Более всего я была обрадована тем, что Барбара Ионовна наконец смягчилась. Высыпала содержимое мешочка: лук, чеснок, вареные яйца, ватрушка. Что-то неясное, помню, смутило, но отчета в том себе не отдала. Всем раздала угощение.
Несмотря на то что в воскресенье следователи отдыхали, меня днем вызвали на допрос. Кабинеты были пусты. Коридоры особенно гулки.
- Получили передачу? - спросил следователь.
- Да, спасибо, что разрешили.
- У вас ведь сегодня день рождения. Поздравляю. Передачу вам принесла моя мать. Она тоже просила вас поздравить.
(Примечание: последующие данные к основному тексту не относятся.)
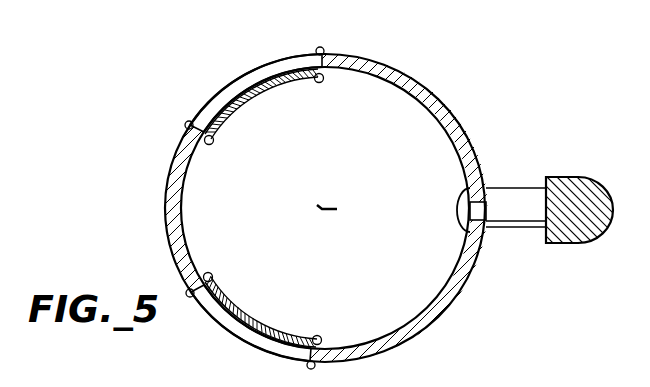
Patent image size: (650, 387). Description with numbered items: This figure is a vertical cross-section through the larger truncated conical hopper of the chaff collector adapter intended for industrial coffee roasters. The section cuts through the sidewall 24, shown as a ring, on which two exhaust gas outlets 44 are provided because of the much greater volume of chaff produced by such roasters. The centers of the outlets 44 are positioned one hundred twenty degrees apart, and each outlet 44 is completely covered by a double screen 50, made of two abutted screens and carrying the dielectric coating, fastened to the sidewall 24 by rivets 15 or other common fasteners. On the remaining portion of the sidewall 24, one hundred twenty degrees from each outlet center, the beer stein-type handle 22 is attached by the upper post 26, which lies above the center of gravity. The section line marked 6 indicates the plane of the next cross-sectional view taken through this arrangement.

Авторство передачи ошарашило. При чем тут мать следователя? Что за ересь? Значит, Барбара Ионовна и сегодня не пришла ко мне?
Я вдруг поняла, что ватрушка и яйца вкрутую куплены самим следователем в тюремном ларьке. Чувства унижения и обиды были неодолимыми. Я еле-еле сдерживалась, чтобы не заплакать.
- Что вы можете сказать о Николае Г.? - безжалостно приступил к допросу следователь, вернувшись к ленинградской теме.
О Коле Г.? Я была уверена, что он на фронте. Вспоминала о нем тепло. Коля когда-то любил меня, моих сестер, маму.
- Коля? Романтичный, добрый, порядочный человек.
- Романтика! Романтика! Когда вы научитесь смотреть на все трезвыми глазами? Почему все время за иллюзии прячетесь?
В хаосе допросов я давно поняла, что следователь добивается от меня своего "понимания вещей". Но это было недозволительно. Абсурд! "Какое ему дело до моих иллюзий? Куда он лезет?" - неприязненно думала я и запиралась на все замки от "личных" вопросов.
Не сумев вызвать меня на продолжение разговора, он протянул мне лист бумаги.
"Протокол допроса Г, Николая Григорьевича, осужденного на 10 лет по статье 58 часть вторая" - прочла я. - Год 1941-й".
"Коля тоже арестован? Осужден? Прошел эту же страду? Бедный!" Среди прочих вопросов и ответов такой: "Что вы можете сказать о семье Петкевич?"
Коля давал показания: моя мама и я систематически вели антисоветские разговоры и вовлекали в них его. Мы, то есть я и мама, были злостно настроены против советской власти и т. д. Из протокола явствовало, что мы с мамой сбили его с пути истинного.
Свет, померк в глазах. Нет! Нет! Только не это. Он сам так не мог говорить. Его били, заставили. Не иначе.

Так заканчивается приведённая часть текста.